Nose bleeding or epistaxis is often mild but can be life-threatening in very rare cases. The position of the nose on the face and the density of blood vessels in it makes it susceptible to bleeding.
Causes of Nose bleeding
Nosebleeds can be classified into anterior and posterior nosebleeds depending on the location from which the bleeding comes. Anterior nosebleeds are commonly seen in children and result from bleeding from the anterior nasal septum, called the little’s area.
Posterior nosebleeds result when bleeding originates further behind and higher up the nose in an area where artery branches supply blood to the nose. Posterior nosebleeds are more serious than anterior bleeds and may require medical attention. They are more common in adults.
The common causes of nosebleeds include:
- Nose-picking: Picking the inside of the nose, especially if done frequently, with long fingernails, and if the inside of the nose is already irritated or painful.
- Trauma: A blow to the nose could cause damage to the mucous membrane’s tiny blood vessels.
- Sinusitis: Inflammation of the air-filled cavities of the bone and skull surrounding the nose.
- Allergies: Allergies result in the inflammation of the nasal tissue and make the nasal blood vessels widen and bleed more easily.
- Viral infection: The inside of the nose can become inflamed and fragile during a viral infection, making it more prone to bleeding. Cold, viral infection, and nasal allergy cause people to blow their noses more frequently.
- Deviated Septum: This occurs when the thin wall between the nasal passages is moved to one side, making one nasal passage smaller. The surface of the nasal septum may become dry, increasing the risk of nosebleeds.
- Drugs: Excessive usage of some medications, such as blood thinners like warfarin and heparin or NSAIDs like aspirin, Ibuprofen.
- Liver disease: Blood clotting abnormalities can result from the inability of the liver to produce clotting factors. This can result in excessive loss of blood from minor injuries in the nose.
- Cocaine use: sniffing of cocaine can irritate the nasal mucosal and result in nosebleeds.
Other common causes of nosebleeds are:
- Foreign body in the nose
- Nasal sprays, such as those used to treat allergies, if used frequently
- Chronic nasal congestion
- Bleeding disorders
- Nasal polyps
- Complications of nasal surgery
When To See The Doctor
A nosebleed every now and then isn’t normally reason for alarm. However, if you experience more than two nosebleeds per week or if your nosebleeds last longer than 30 minutes, it’s time to contact your doctor. A visit to an ENT specialist may be recommended by your primary care physician.

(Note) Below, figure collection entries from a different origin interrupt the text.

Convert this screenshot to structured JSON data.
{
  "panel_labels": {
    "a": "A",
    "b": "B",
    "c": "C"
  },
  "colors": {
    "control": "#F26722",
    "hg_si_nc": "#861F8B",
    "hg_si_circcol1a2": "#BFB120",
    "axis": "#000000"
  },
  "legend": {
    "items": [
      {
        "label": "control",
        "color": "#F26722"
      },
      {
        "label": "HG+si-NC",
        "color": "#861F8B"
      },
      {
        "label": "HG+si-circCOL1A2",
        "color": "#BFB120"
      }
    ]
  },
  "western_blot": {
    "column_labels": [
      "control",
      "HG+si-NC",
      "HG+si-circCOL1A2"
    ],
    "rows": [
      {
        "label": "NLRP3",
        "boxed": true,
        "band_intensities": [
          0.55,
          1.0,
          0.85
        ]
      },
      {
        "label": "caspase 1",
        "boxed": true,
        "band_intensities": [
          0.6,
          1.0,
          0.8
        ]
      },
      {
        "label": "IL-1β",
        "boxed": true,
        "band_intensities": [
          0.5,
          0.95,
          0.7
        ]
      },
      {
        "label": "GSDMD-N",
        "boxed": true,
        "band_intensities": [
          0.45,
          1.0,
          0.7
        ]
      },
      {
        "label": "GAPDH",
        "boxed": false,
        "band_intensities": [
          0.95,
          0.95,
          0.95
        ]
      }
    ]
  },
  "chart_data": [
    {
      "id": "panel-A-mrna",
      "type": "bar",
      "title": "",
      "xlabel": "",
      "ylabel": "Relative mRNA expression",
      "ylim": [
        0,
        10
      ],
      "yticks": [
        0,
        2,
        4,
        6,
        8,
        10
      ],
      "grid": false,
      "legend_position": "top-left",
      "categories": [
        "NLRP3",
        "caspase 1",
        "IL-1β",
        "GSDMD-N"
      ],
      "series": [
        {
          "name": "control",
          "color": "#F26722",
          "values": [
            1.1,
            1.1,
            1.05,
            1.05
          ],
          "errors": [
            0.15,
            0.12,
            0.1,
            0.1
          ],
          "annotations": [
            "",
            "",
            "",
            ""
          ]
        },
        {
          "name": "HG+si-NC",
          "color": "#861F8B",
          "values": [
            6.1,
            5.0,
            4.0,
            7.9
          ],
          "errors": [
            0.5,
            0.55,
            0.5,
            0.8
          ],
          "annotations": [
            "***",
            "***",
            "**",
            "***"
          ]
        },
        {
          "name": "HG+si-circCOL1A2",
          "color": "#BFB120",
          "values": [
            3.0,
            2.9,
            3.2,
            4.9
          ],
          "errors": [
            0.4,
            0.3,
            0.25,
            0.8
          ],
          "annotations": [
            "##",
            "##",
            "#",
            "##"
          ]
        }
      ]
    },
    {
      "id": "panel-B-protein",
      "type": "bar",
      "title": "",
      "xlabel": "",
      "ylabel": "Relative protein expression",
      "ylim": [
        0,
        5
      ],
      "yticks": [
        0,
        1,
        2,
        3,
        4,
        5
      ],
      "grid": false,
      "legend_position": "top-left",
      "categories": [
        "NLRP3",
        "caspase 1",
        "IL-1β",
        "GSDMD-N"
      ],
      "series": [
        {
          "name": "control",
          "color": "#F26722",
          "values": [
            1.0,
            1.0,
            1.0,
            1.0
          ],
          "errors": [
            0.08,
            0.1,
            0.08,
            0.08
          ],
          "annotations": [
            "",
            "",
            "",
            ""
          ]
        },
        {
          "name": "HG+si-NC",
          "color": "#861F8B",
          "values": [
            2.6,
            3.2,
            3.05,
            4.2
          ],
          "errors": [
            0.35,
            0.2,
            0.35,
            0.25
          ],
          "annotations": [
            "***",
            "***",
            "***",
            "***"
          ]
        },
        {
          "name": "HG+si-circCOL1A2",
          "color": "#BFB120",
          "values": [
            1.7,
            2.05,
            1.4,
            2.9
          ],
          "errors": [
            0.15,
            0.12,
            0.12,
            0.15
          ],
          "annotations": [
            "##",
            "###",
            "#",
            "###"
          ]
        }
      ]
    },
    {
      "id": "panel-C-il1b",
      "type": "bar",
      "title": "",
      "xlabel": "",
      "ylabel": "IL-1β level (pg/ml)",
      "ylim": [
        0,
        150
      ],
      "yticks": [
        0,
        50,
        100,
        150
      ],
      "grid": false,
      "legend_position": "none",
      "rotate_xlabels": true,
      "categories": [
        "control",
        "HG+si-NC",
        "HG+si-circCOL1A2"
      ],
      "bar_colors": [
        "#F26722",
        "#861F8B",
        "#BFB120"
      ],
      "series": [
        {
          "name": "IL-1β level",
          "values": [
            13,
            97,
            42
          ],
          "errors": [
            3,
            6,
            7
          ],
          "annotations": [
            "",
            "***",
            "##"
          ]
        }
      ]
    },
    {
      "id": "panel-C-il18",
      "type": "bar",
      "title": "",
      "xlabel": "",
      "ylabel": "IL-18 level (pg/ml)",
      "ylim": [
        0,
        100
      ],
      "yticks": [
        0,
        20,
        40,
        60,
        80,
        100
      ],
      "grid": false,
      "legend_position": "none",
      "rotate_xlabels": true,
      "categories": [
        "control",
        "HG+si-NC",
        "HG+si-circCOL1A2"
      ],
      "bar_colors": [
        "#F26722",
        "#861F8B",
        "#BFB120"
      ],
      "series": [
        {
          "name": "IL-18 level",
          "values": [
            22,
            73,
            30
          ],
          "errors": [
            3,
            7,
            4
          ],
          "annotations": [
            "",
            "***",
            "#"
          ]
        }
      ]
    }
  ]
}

Your nose and nasal passages will be examined by a doctor to rule out any odd bleeding causes. Small nasal polyps, a foreign body, or abnormally big blood vessels are all possibilities.
- Avoid picking your nose
- Apply a lubricating ointment to the inside of the nose, such as petroleum jelly (Vaseline), especially in youngsters whose nosebleeds are caused by crusting inside the nostrils.
- Avoiding cigarette smoke.
- Using headgear when playing sport.
- Drinking plenty of fluids.
- It’s best not to blow your nose too hard or too often.
- In dry conditions or at high altitudes, use a humidifier.
- Avoid effort or vigorous activity for at least 1 week after the previous nosebleed to prevent repeated nosebleeds.
The majority of nosebleeds are minor and will go away on their own or with self-care. If the bleeding is continuous and won’t stop despite appropriate first aid care, it is most likely caused by an underlying systemic condition.
The following treatment options may be recommended by the doctor:
- Nasal packing: ribbon gauze or special nasal sponges are pushed as far back as possible into your nose to apply pressure to the bleed’s source.
- Cautery: This is a technique that involves sealing the source of bleeding by burning it.
- Septal surgery for a deviated septum
- Ligation: a surgical procedure that involves stopping the bleeding by tying the ends of the affected blood vessels.